In this week’s update, learn about TikTok’s achievement as the most popular domain of 2021; Google’s new “Mark as Special” feature for products; a compendium of local search stats; how to diagnose a drop in local ranking; Facebook’s imminent ad targeting changes; and the continued growth of food delivery apps.

 

 

TikTok Beats Google as Most Popular Domain of 2021

 

For the first time, the annual CloudFlare report for 2021 has placed TikTok.com at the top of internet domains by popularity. This achievement represents massive growth for TikTok, which placed seventh in domain popularity in 2020, with Google taking the top position. TikTok unseated Google several times during the course of 2021, maintaining first position consistently from September through December and pushing Google to second place. Facebook took third place for the year, followed by Microsoft (which includes Office365 and Teams), Apple, and Amazon, in that order.

 

 

 

Courtesy CloudFlare

 

 

Google Adds “Mark as Special” to Product Listings

 

Google has added a “Mark as Special” checkbox to product listings in Google Business Profiles. Checking the box causes the selected items to appear at the top of the profile’s list of products for sale. Users can select multiple products as “special,” causing all selected products to appear before any others.
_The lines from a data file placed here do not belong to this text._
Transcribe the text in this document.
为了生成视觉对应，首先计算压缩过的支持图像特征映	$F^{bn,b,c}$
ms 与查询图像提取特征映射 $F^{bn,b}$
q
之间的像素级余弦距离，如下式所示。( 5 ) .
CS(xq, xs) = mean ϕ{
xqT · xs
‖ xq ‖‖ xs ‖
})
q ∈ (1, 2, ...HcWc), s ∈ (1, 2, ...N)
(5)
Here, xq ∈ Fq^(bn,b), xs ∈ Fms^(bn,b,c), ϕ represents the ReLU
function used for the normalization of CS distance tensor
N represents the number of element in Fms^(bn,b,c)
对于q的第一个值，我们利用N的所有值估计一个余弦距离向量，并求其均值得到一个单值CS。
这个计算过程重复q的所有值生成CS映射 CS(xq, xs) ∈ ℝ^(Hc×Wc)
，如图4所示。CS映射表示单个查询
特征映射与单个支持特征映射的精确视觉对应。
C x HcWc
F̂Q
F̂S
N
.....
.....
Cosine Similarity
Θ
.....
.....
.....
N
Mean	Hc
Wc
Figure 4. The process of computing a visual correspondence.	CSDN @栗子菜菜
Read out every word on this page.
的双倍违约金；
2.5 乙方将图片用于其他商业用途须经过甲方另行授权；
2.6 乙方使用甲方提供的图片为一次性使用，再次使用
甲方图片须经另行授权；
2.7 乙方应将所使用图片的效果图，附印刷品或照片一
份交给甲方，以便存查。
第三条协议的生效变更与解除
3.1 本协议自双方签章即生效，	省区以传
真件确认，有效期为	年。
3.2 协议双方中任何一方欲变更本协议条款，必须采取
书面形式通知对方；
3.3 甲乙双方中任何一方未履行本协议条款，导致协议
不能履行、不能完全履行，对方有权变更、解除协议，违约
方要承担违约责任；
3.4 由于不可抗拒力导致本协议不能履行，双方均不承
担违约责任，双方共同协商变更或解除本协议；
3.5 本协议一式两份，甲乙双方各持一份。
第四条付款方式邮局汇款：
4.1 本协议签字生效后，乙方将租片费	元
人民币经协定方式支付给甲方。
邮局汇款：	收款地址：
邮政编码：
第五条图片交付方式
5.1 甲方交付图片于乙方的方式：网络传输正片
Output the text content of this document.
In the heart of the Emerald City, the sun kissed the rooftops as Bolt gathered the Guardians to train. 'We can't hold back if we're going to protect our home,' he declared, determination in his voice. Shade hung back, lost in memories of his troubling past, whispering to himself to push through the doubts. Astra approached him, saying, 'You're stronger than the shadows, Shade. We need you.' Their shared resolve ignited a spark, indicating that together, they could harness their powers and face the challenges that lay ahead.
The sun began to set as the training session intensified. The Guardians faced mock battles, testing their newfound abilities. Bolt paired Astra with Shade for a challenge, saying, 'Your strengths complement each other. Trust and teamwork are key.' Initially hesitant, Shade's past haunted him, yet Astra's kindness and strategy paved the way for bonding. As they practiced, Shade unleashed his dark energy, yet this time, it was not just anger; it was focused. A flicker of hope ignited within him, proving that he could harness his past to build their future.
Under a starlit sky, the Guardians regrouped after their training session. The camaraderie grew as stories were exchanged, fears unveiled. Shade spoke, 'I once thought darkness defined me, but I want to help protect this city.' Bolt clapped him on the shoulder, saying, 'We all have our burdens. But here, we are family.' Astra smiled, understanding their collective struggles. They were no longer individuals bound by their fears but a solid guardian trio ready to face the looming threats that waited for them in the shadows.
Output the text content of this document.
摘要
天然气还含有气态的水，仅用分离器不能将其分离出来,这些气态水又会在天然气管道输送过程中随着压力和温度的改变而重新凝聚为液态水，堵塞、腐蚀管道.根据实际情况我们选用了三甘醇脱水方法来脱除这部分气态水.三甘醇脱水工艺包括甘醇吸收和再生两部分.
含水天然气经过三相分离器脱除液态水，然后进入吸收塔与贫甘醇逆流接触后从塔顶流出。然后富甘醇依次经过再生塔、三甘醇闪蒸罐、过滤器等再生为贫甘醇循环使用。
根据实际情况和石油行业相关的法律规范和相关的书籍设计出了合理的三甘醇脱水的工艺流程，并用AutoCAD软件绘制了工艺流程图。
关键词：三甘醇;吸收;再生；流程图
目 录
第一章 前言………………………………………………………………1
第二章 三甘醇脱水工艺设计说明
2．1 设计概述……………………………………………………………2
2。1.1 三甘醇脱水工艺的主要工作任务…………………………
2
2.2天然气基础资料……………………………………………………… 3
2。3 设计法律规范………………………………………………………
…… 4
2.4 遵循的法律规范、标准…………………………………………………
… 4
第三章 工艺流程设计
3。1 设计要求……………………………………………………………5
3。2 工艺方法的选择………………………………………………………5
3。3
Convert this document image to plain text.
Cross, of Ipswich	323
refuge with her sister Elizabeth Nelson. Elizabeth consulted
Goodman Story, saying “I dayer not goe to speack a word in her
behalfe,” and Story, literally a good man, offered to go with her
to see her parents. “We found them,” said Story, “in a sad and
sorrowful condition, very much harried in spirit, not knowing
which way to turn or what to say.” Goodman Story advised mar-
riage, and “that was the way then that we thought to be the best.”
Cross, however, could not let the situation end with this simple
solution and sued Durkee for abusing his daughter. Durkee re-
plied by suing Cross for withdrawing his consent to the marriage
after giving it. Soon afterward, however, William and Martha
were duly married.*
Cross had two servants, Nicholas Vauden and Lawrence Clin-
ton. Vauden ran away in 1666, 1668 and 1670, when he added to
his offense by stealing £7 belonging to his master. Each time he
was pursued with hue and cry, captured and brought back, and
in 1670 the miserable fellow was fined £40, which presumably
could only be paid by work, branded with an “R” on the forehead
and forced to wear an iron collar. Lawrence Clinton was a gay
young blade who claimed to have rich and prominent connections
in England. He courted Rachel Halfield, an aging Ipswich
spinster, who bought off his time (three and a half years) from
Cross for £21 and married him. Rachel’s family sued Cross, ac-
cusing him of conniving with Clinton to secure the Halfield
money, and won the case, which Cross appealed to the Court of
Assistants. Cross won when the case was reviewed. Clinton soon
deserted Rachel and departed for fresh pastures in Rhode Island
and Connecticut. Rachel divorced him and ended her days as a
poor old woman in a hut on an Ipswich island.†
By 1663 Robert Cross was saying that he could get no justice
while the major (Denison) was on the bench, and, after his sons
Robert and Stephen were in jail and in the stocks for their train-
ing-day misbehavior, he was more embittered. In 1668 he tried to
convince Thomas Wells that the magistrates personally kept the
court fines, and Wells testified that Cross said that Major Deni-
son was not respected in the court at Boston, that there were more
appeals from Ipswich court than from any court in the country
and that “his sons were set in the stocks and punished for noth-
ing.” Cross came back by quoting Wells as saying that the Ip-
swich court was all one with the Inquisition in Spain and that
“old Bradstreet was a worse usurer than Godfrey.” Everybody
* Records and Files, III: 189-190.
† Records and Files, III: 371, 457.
According to Shameem Adhikarath, posting on Twitter, selected products show up more prominently in initial Google search results on both desktop and mobile, but products are shown in a random order when you click through to view all.

 

 

 

 

Courtesy Search Engine Land

 

 

A Compendium of Local Search Stats

 

Miriam Ellis offers a big compendium of local search stats in a new post on the Moz blog, with the intent of sharing findings that will help local SEOs explain the importance of their work. Stats come from numerous sources and are broken down into several headings, including the overall significance of local search, stats on winning tactics in local, and facts about the state of local SEO as an industry. Here are just a few of stats I found particularly interesting, as I haven’t seen them mentioned much elsewhere:

 

  • Live chat usage increased 85% during the pandemic.
  • 78% of consumers would prefer to interact with local businesses via text.
  • The biggest factor influencing conversions from Google is the business’s average rating.
  • Google hides website links in 59% of local packs, presumably as a means of promoting zero-click search.
  • Calls to businesses via Google Business Profiles increased 61% in the first half of 2020.

 

 

 

How to Diagnose a Drop in Local Rankings

 

Phil Rozek has 10 suggestions for things to check first if you experience a sudden, significant drop in the rankings of your Google profile or local website. His suggestions include using Search Console to detect patterns in ranking changes to your website pages; analyzing any recent ranking changes from competitors, whether legitimate or spam-fueled; checking for any inadvertent removals or changes of content on your site; and comparing the performance of various locations if you have a multi-location business. Rozek has many other recommendations and more detail behind each of the ones I’ve mentioned, so the full post is worth checking out. 

 

 

Meta Prepares to Roll Out Ad Targeting Changes

 

As we’ve covered previously, Facebook parent Meta is getting ready to roll out changes that will make ad targeting less specific to certain demographic characteristics of audiences considered to be especially sensitive, including health-related topics, sexual orientation, religious practices, and political beliefs. The changes impact new campaigns starting on January 19; already-running campaigns impacted by the changes will be allowed to continue until March. 

 

It’s unknown as yet whether other social media platforms will adjust their targeting capabilities in light of the changes from Meta, which has been under especially intense scrutiny. Meta also hasn’t indicated whether these changes will be followed by others. 

 

 

 

Food Delivery Apps Had a Great Year in 2021

 

The historic growth experienced by food delivery apps during the first months of the pandemic in 2020 has continued into 2021, despite the gradual restoration of dine-in as an option at many restaurants. Business of Apps is projecting that the global market for delivery apps will be found to have reached $120 billion for 2021 and will increase to $300 billion by 2027. Global installs of food delivery apps increased 25% in 2020 and 21% in 2021. App sessions increased 88% in 2020 and 43% in 2021. According to Business of Apps, the most successful food delivery apps are those that offer website-based ordering in addition to ordering via mobile app, as well as those that practice effective app store optimization and email marketing.